Figure 4. GAS6 expressed by the osteoblastic niche controls the conversion of DTCs to CSCs through mTOR signaling.

(A) The % of CSCs by flow cytometry in PC3 cells co-cultured with osteoblasts from GAS6^+/+ (WT) and GAS6^−/− (GAS6KO) mice (Student's t-test). (B) PC3 cells (1 × 10⁴ cells per 10 μL) were placed directly into vertebral bodies (vossicles) derived from WT and GAS6KO mice and transplanted into immunodeficient mice (n = 6). At 1 month, the vossicles were dissected, and the expression of CSCs by prostate cancer was evaluated by immunohistochemistry. (60× Zoom 2.5, Bar = 20 μm).
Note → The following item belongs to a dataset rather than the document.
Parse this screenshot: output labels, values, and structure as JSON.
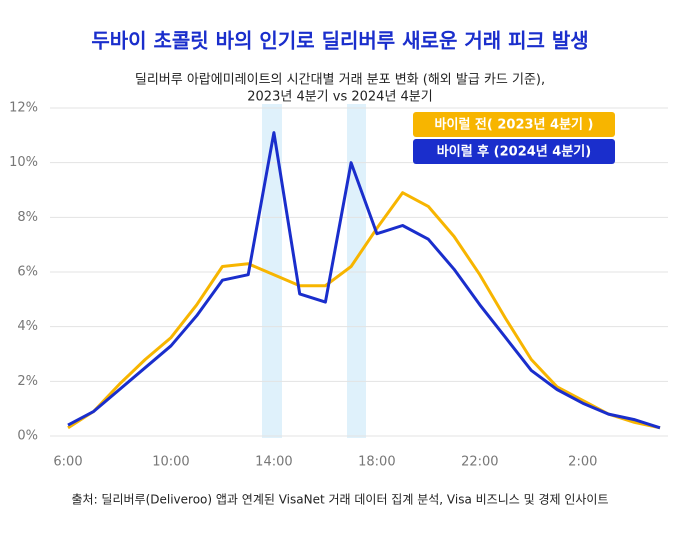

Arrows denote CSCs. (C) Quantitative analysis of CSC staining in Figure 4B. The CD133⁺CD44⁺ cells within six randomly selected representative images per group were counted, and then normalized with total numbers of cells. *p < 0.05 vs. CSCs in WT vossicle (Student's t-test). (D) Activation of mTOR signaling with GAS6 treatment in prostate cancer. (E) Activation of mTOR signaling with GAS6 treatment in prostate cancer in the presence/absence of mTOR inhibitors (Rapamycin, 13346, Cayman Chemical; and pp242, 13643, Cayman Chemical).